Nota: il faut également intégrer le plafonnement des niches fiscales.
Plafonds : attention au plafonnement des niches fiscales
Les avantages fiscaux sont soumis à un plafonnement global : la plupart des niches sont plafonnées à 10 000 €, mais certaines catégories (notamment liées à l’Outre-mer) peuvent porter le plafond global à 18 000 € selon votre situation fiscale et la nature des avantages concernés.
Ce que cela signifie concrètement : même si une opération Girardin peut générer une réduction importante, vous ne pourrez pas forcément tout imputer si vous êtes déjà “chargé” en niches fiscales la même année (emploi à domicile, Pinel, dons, etc.). Il faut donc raisonner en stratégie globale.

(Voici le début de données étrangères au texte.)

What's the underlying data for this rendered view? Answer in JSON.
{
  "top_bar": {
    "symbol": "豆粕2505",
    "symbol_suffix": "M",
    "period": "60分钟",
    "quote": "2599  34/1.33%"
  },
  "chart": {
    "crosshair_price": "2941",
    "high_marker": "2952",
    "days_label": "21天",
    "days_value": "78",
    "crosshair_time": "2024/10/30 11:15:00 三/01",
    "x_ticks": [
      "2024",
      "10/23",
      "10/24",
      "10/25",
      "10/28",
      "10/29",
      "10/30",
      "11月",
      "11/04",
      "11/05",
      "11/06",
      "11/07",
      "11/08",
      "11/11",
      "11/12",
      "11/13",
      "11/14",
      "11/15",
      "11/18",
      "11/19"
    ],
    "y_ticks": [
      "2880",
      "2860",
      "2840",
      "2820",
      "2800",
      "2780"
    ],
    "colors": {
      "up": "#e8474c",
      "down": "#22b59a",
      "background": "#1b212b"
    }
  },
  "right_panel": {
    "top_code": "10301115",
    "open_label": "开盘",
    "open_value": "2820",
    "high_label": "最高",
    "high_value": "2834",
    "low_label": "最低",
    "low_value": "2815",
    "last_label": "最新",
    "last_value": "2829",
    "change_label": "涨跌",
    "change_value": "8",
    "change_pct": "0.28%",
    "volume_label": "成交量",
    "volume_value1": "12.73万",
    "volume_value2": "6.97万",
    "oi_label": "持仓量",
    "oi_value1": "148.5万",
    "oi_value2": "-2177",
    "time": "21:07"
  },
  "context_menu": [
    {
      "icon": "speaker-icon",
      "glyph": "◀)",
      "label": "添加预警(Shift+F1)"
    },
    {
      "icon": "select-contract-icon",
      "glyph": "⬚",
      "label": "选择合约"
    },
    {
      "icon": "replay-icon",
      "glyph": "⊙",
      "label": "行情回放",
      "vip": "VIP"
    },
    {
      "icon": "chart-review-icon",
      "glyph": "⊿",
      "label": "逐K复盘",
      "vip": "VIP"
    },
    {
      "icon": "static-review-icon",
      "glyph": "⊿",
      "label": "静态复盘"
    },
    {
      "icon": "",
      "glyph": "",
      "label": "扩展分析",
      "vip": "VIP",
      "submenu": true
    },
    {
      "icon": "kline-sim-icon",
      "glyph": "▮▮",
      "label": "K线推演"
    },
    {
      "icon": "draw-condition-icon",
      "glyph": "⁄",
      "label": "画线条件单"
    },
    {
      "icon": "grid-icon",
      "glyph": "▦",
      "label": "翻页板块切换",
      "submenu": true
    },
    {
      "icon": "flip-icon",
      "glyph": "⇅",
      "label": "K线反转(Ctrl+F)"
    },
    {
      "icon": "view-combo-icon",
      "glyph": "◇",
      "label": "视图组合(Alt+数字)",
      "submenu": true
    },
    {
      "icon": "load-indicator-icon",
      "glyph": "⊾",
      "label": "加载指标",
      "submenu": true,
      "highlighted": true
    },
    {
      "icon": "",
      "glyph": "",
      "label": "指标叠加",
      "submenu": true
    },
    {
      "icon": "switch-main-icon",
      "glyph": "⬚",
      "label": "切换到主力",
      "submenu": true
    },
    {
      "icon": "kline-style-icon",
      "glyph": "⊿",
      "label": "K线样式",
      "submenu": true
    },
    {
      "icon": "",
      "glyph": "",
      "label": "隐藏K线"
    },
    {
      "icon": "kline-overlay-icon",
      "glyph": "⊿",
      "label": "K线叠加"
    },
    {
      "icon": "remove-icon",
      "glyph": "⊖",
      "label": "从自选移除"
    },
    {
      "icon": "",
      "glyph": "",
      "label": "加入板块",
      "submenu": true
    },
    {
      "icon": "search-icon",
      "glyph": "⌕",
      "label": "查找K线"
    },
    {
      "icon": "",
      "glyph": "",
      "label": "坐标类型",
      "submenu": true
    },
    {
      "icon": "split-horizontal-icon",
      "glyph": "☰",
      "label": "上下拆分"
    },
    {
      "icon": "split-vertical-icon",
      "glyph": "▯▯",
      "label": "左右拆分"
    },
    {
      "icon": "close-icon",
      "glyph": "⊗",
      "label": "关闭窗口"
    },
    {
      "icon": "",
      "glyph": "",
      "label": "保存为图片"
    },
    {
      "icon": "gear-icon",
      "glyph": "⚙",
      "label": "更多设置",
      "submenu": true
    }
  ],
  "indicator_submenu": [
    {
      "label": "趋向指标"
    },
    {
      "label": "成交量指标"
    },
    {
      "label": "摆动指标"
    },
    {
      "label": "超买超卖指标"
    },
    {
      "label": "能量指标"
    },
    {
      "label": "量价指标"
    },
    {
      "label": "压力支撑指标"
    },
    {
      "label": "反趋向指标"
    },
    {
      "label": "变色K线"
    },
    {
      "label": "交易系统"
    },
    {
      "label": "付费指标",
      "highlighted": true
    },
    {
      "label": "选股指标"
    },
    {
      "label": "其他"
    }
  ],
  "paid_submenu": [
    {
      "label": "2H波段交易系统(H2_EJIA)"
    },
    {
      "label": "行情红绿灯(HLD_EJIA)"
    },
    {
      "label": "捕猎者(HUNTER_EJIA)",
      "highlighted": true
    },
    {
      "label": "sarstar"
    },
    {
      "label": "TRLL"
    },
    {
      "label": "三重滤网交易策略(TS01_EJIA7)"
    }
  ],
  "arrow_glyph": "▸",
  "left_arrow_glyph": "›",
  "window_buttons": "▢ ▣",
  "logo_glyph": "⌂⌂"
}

Les éventuels risques à connaître, et comment les réduire
L’intérêt fiscal du Girardin industriel existe, mais il s’accompagne d’un risque principal : la remise en cause de l’avantage fiscal si les conditions ne sont pas respectées (ex : matériel non exploité comme prévu, rupture d’engagement, montage non conforme, défaillance de l’exploitant, etc.). Les analyses publiques sur l’aide fiscale Outre-mer soulignent l’importance du pilotage et des contrôles autour de ces dispositifs.
Les bonnes pratiques avant de souscrire
- Vérifier l’intermédiaire : certaines activités d’intermédiation en défiscalisation Outre-mer sont soumises à inscription sur un registre (point de contrôle utile).
- Privilégier des opérateurs structurés : process de sélection des exploitants, suivi d’exploitation, documentation fiscale solide.
- Comprendre le montage : qui achète ? qui loue ? quelles garanties ? quelles clauses en cas de sinistre/rupture ?
- Aligner l’opération avec votre impôt et vos plafonds de niches (sinon, vous “perdez” une partie de l’effet).
Conseil de prudence : un Girardin industriel ne se choisit pas uniquement sur la “promesse” de réduction. La qualité du montage et du suivi est déterminante.